The town put that estimate at a million dollars, and considered that number generous — it actually expected to collect somewhere closer to $700,000. Then, lodging in Telluride had a banner year, says Kavanaugh, “and we actually collected $163,598 over what was estimated, TABOR requires when we collect in excess of the estimate we have to return to the voters and ask if we could retain that.”

Here enters the new ballot measure — 2A. It asks voters if the town can keep that roughly $160,000 surplus.

Historically, the county’s lodging tax was directed towards marketing Telluride as a destination. The town lodging tax which replaced it uses that money for a more diverse set of projects, says Kavanaugh:

Instead of the sole purpose [i.e. marketing] of that lodging tax, Council was interested in using that revenue for other things like affordable housing, the wastewater treatment plant, transportation services…things like that. So that was the impetus,” says Kavanaugh.

If voters allow the town to keep the excess funds, they’ll be used for that diversity of town projects.

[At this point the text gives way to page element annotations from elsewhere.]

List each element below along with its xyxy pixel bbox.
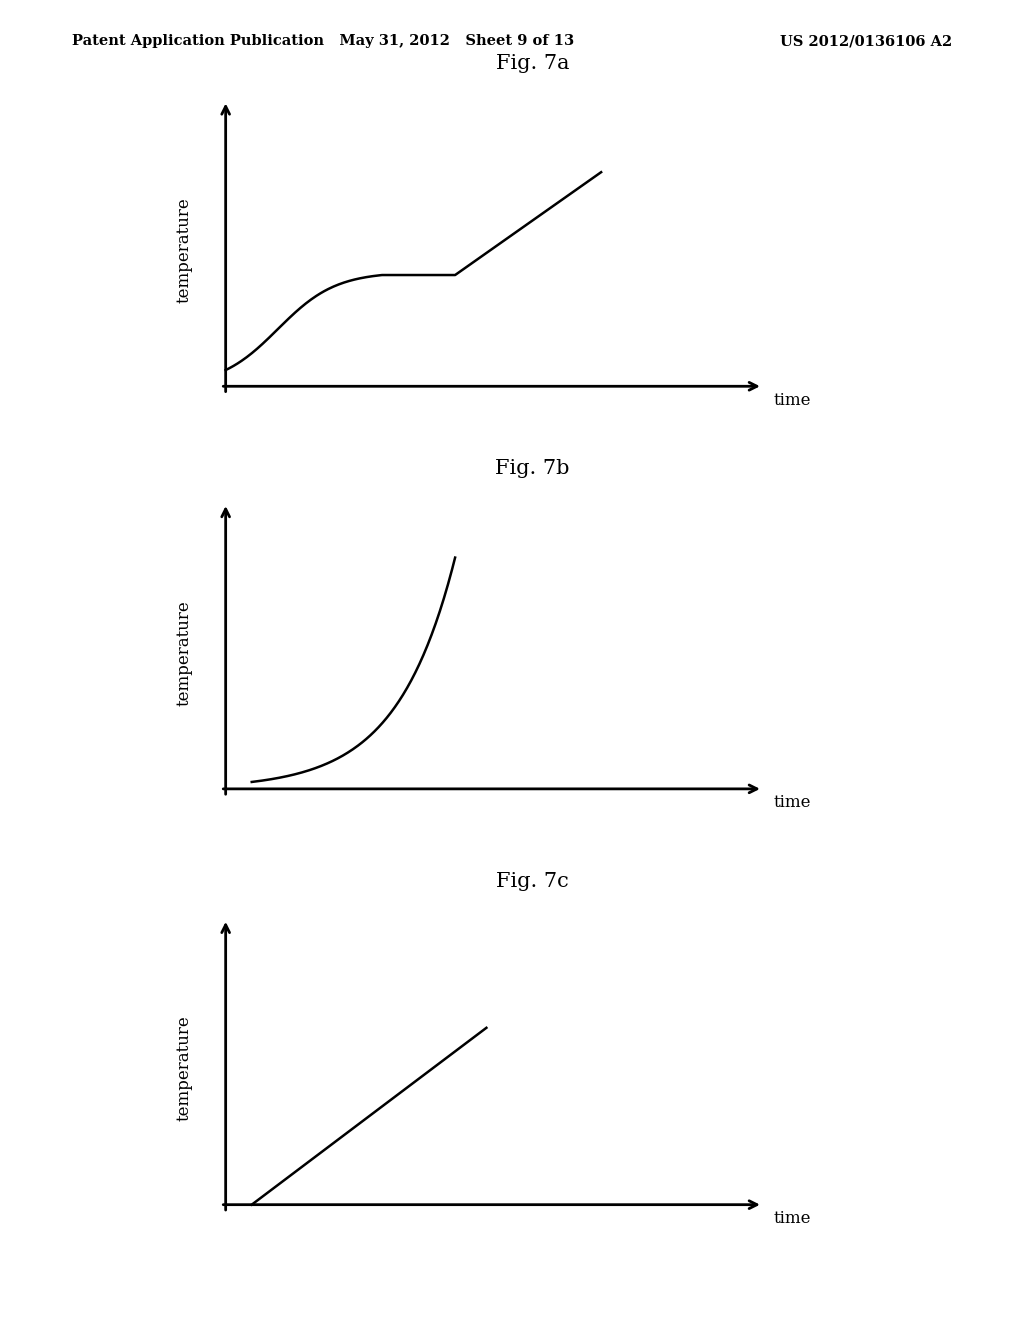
Text: Fig. 7b: Fig. 7b	[496, 459, 569, 478]
Text: Fig. 7a: Fig. 7a	[496, 54, 569, 73]
Text: time: time	[773, 392, 811, 409]
Text: temperature: temperature	[175, 601, 193, 706]
Text: time: time	[773, 1210, 811, 1228]
Text: temperature: temperature	[175, 1016, 193, 1122]
Text: Patent Application Publication   May 31, 2012   Sheet 9 of 13: Patent Application Publication May 31, 2…	[72, 34, 573, 49]
Text: Fig. 7c: Fig. 7c	[496, 873, 569, 891]
Text: time: time	[773, 795, 811, 812]
Text: temperature: temperature	[175, 198, 193, 304]
Text: US 2012/0136106 A2: US 2012/0136106 A2	[780, 34, 952, 49]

And, says Kavanaugh: “If voters vote ‘no,’ then we have to go back to Town Council and basically make up that revenue to the community. It’s not that we would search for the lodgers that stayed during that time and give them a refund, and it’s also not giving a $50 check to each registered voter in the Town of Telluride.

Instead, the town could perhaps lower the sales tax for a few months, until the 160,000 dollars is ‘returned’ to the community. Other communities in this situation have opened a town facility — such as town pool — free of charge for a few months.

The exact form of the reimbursement would be up to the Town Council.